Coop grumbled to himself a bit because his plan of having a hidden reservoir of stats with a high level profession had been usurped in a much more committed fashion by the people in Corozal. He took solace in the fact that his passive skills still made his build monstrous. Even with their extraordinary professions, it had taken their collective strength to temporarily best him. There still hadn’t been any examples of individuals who had progressed so thoroughly in both class and profession when compared to him. He’d have to live up to the standard he hoped to set, and that meant standing up to the Cult of Chakyum.

Comments

Nyroe

I don't get why Coop is bummed - the secret to their power is GRINDING. Basically all that he needs to do is start 'scavenging' the ruins he passes through on his travels. Maybe he can scavenge the roads he travels on... surely concrete and asphault give SOME xp. If asphault gives XP he could do an infinite xp grind. Asphault is used for roads because it is relatively easy to replace and fix. Just heat it up and place it down and yoj're good to go. If he can scavenge the roads and then have somebody (a builder probably) place it back down... eh probably wouldn't work.

Ethan Crittenden

I can’t wrap my head around getting 500 levels in 2 months.
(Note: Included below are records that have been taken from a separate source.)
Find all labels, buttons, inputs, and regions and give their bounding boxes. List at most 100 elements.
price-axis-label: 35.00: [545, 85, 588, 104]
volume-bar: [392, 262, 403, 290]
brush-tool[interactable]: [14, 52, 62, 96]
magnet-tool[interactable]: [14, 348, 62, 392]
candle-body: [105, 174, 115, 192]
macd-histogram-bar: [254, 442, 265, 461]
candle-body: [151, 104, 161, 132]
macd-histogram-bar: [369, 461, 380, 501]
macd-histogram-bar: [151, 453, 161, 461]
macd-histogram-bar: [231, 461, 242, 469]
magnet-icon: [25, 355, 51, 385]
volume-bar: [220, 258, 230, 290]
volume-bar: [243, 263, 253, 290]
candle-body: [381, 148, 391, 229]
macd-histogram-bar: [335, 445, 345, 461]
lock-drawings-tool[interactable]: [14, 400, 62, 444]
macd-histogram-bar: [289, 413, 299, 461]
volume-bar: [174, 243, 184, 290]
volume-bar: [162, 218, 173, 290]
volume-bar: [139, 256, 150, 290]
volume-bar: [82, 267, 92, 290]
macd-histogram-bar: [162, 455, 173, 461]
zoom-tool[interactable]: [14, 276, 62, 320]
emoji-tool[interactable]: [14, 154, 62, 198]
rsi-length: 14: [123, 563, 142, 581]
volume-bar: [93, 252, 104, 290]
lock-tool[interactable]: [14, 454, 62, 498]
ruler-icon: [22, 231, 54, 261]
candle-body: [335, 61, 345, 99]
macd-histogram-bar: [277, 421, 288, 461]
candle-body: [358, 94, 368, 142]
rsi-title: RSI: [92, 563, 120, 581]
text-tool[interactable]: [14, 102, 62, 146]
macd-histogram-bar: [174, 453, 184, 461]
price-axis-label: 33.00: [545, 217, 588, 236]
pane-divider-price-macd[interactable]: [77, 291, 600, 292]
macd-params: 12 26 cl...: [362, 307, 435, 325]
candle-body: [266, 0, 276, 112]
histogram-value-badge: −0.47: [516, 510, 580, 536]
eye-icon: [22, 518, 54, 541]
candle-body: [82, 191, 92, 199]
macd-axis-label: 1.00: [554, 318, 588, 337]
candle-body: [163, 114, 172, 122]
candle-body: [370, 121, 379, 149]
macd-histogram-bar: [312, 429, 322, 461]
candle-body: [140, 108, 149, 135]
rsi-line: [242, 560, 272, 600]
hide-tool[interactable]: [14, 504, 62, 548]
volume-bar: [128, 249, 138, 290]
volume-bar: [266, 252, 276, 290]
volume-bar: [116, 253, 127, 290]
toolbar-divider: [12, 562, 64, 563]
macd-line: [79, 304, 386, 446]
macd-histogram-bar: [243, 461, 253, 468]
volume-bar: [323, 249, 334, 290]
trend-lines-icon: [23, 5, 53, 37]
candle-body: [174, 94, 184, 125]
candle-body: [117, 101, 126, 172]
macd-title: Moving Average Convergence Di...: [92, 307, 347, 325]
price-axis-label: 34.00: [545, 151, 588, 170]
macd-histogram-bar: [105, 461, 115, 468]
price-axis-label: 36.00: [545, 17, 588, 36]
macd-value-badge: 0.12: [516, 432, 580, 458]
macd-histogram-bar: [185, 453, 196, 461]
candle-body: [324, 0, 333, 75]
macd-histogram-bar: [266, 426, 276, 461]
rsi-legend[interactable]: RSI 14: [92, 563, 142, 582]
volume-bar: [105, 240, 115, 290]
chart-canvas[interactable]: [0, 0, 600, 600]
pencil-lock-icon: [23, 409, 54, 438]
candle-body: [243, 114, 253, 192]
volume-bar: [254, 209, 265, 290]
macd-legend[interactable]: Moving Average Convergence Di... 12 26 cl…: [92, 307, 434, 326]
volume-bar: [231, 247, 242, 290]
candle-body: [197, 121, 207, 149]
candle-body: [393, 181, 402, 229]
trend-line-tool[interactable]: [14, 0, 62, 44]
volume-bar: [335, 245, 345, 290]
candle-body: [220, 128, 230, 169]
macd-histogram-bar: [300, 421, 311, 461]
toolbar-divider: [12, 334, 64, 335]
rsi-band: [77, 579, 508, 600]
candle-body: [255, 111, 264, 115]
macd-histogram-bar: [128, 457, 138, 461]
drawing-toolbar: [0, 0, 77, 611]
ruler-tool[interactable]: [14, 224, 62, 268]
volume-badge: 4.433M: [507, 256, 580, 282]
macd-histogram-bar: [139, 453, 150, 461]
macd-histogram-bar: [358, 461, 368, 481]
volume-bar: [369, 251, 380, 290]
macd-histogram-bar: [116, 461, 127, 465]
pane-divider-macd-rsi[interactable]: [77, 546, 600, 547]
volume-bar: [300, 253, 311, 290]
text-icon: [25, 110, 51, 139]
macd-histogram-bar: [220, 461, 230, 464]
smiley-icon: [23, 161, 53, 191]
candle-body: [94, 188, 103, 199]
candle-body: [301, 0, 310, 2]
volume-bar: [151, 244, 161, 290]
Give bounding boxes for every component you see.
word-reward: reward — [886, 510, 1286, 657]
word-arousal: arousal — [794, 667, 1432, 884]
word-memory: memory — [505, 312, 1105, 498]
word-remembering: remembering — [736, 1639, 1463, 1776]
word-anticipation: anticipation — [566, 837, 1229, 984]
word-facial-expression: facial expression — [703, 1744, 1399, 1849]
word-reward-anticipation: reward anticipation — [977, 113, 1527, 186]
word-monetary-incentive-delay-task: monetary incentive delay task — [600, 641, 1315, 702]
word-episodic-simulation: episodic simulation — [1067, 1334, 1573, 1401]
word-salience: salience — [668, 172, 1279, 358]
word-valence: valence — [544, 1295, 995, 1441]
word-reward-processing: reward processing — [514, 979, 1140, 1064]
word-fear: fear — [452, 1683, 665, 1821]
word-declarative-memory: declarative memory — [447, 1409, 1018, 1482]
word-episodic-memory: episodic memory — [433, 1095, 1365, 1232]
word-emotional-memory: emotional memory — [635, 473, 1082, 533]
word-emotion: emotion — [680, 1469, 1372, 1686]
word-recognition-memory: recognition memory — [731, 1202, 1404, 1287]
You’d have to work 24/7 and then some

Nyroe

Not much different than real life tbh, plus at the end of the day you become permanently stronger at doing something you'd already be doing. Imagine if you could level up at work - I'd bet it would make ANY job more gratifying. Hell, I'd be interested in what a level 500 frycook could do to some potatoes.

Andrew Pilavachi

How can't they defeat the elite monsters, don't professional levels give the same amount of stat points as class levels. So, shouldn't they easily be able to deal with the level 150 monsters?

V B

This is what I do not get. This is just bad writing: 500 profesion levels mean 2.5k stats.... You mean to tell me that they cannot beat some stupid priests and elites at lvl 150 while having the stats of a warior of lvl 250??? Also what the hell isbyhe leveling speed? In GhostReef there are builders, gardeners etc. That do that.....and never did they had the growth these guys have...repetition....really?